Le site quelleautomobile.fr m'apprend que ma voiture me coûte 3 300 € par an. En moyenne. Tant mieux, je croyais que c'était plus : 7 991 € -notez la précision- selon l'Automobile club association. En fait, je m'en tamponne. Comme de savoir qu'un homme a 120 000 cheveux sur la tête "en moyenne". En comptant les chauves ? Ces chiffres ne veulent rien dire. Et surtout, il y a ce qu'ils ne peuvent pas dire.


Par exemple, que depuis 10 ou 15 ans, les caprices des designers nous ont plus troué le portefeuille que l'Opep, la fiscalité des carburants et les compagnies pétrolières réunies. Je parle de l'inflation de la taille des roues. Comparez le tarif d'un pneu 185/60 R15 et celui d'un 205/55 R17, multipliez par quatre et vous vérifierez que la mode de la grande roue vaut largement 15 centimes de plus à la pompe. Michelin plus fort que Total…

Ces chiffres ne révèlent pas non plus qu'à cause de sa fragile sophistication, un diesel moderne revient désormais souvent plus cher à l'usage qu'un V6 essence. Sauf que d'un côté on a un coût d'emmerdement et de l'autre le prix de l'agrément. Ni que pour un particulier qui achète une voiture neuve, il y en a cinq ou six qui optent pour l'occasion, ce qui invalide d'emblée toute considération sur le prix d'achat et la décote.

Bref, 3 300 ou 7 991 euros par an et pourquoi pas la moitié ou le double, ça me chatouille une oreille sans faire bouger l'autre. Le conducteur moyen qu'ils disent… Il doit vraiment être très moyen s'il ne sait pas combien lui revient son parking, ce que l'entretien lui coûte, s'il ignore que le carburant n'est plus donné, que le péage n'a pas baissé ? Et que lui chaut le montant moyen d'une prime d'assurance et son pourcentage d'augmentation s'il s'est pris 10 % de malus ? Quelle conclusion doit-il tirer de ces chiffres pas ronds ? Qu'il devrait moins prendre l'autoroute, laisser sa voiture garée au Leclerc, délocaliser sa révision à Bucarest, s'assurer à Thiers, faire le plein à Bakou ? Que l'on cesse d'essayer de nous faire chougner. Marre de ces comptes d'apothicaire et de ces pleurnicheries frappées au coin du bon vieil "automobiliste vache à lait" perfusé par une "pompe à fric" selon le vocabulaire en vigueur depuis l'après-guerre.

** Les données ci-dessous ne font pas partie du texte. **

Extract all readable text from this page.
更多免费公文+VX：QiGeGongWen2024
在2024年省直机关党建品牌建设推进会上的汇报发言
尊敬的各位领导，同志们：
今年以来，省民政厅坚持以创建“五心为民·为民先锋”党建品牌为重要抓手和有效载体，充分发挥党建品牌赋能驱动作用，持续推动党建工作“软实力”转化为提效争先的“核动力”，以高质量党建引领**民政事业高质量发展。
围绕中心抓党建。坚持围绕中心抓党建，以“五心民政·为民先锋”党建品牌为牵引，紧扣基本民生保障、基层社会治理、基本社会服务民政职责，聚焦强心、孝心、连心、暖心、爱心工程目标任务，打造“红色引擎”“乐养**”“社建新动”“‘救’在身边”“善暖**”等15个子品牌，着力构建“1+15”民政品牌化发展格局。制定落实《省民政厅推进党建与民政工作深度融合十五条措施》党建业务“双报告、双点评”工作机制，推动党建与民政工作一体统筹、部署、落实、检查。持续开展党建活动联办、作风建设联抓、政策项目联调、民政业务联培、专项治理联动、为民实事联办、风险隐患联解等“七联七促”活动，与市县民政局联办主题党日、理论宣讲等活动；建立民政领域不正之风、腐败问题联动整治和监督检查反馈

Une voiture, c'est cher, OK. Et pas de voiture, c'est combien ? Demandez à ceux qui lâchent le volant, trop vieux, trop malades ou plus de permis. Pourquoi toujours parler de ce que ça coûte et jamais de ce que cela nous apporte ? Essayez d'imaginer un pays sans voitures, sa sociologie, sa géographie, son économie, sa culture... Une société où tout le monde prendrait le train, grimperait dans le bus, descendrait dans le métro ou prendrait son vélo. Cette société a existé, c'était la Chine de Mao et ça ne ressemblait pas au paradis sur terre. Une voiture n'est pas un centre de coût, mais d'abord une machine à aller voir ailleurs où on veut, qui on veut et quand on veut. Cela a un prix, mais ce que ça coûte, chacun s'en débrouille selon ses besoins, ses envies, ses possibilités et sa jugeote.